The reality is that, as our environment becomes more polluted and pesticide use more widespread, as we unwittingly come into contact with dangerous chemicals through cosmetics or food additives (some commonly used chemicals inhibit hormones that are critical to immune system functioning), and as our bodies become repositories for heavy metals like mercury (from dental fillings) or mold biotoxins (from water-damaged buildings), more and more people are suffering chronic diseases that leave them in a nearly constant state of exhaustion, mental fogginess, anxiety, and physical pain, among many other symptoms.

Maybe you feel this way, or know someone who does.

Homotoxins

A century ago, the German physician Dr. Hans Heinrich Reckeweg developed a working model of how disease originates in the body, showing that the entire manifestation of symptoms and disease is the interplay between two factors: toxins (which he called homotoxins) and the defenses of the body.

Homotoxins enter the body through the lungs, the gut, and the skin. They make a series of inroads until they reach the holy grail of the cell’s nucleus and mitochondria. The nucleus is where our DNA is stored and where we regenerate new cells—up to 60 billion per day.

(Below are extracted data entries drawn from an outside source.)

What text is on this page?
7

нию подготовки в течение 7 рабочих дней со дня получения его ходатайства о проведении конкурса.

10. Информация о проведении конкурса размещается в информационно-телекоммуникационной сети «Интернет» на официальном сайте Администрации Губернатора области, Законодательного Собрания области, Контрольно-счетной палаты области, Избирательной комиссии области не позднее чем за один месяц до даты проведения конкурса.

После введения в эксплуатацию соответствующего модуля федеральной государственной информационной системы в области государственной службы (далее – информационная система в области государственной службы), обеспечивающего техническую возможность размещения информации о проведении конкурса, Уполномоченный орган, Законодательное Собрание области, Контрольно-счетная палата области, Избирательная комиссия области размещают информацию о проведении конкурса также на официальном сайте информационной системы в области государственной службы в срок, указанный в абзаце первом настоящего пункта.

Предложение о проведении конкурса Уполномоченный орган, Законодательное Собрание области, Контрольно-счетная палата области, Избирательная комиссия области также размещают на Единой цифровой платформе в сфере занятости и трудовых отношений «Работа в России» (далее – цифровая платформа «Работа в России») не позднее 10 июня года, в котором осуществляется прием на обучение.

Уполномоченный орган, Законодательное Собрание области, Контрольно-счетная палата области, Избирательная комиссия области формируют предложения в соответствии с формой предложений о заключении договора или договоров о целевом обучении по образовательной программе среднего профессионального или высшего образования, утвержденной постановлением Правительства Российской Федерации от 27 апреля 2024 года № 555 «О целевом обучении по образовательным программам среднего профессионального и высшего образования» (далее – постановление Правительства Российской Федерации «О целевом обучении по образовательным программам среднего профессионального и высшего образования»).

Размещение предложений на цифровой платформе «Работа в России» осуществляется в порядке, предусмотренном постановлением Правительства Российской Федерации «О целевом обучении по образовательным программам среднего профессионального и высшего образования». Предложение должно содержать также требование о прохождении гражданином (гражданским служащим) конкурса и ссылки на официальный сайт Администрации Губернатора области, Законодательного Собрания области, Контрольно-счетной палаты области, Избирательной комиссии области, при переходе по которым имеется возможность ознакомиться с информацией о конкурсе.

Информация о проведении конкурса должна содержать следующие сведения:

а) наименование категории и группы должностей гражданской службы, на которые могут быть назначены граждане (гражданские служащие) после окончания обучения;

There are defenses the body initiates to halt this progression. However, if those defenses are weak—as they are in people with modern chronic disease – the homotoxins keep marching on until they get to our DNA and mitochondria in a way that significantly alters the body’s normal replication of cells, resulting in degenerative diseases, and ultimately, cancer.

There is an overwhelming body of data linking environmental toxins to degenerative diseases like heart disease and diabetes, neurological diseases like Parkinson’s and Alzheimer’s, and cancer.

Disease does not just happen. It manifests when toxins enter our porous bodies and penetrate to our core. There is a causal chain that sets every chronic illness into motion—beginning with exposure to toxins. Understanding this chain is the first step toward healing.

New Patients

My new patients begin their path to wellness by filling out a toxicity questionnaire and undergoing an indoor home assessment and heavy metal testing. Once the clues have been culled and we know the toxicity of the patient’s body and environment, it’s time to turn our attention to detoxification and healing.

When patients are empowered to recognize their particular causal chain and are presented with treatment options that transcend the boundaries of allopathic medicine, they become awakened to the real possibility of healing.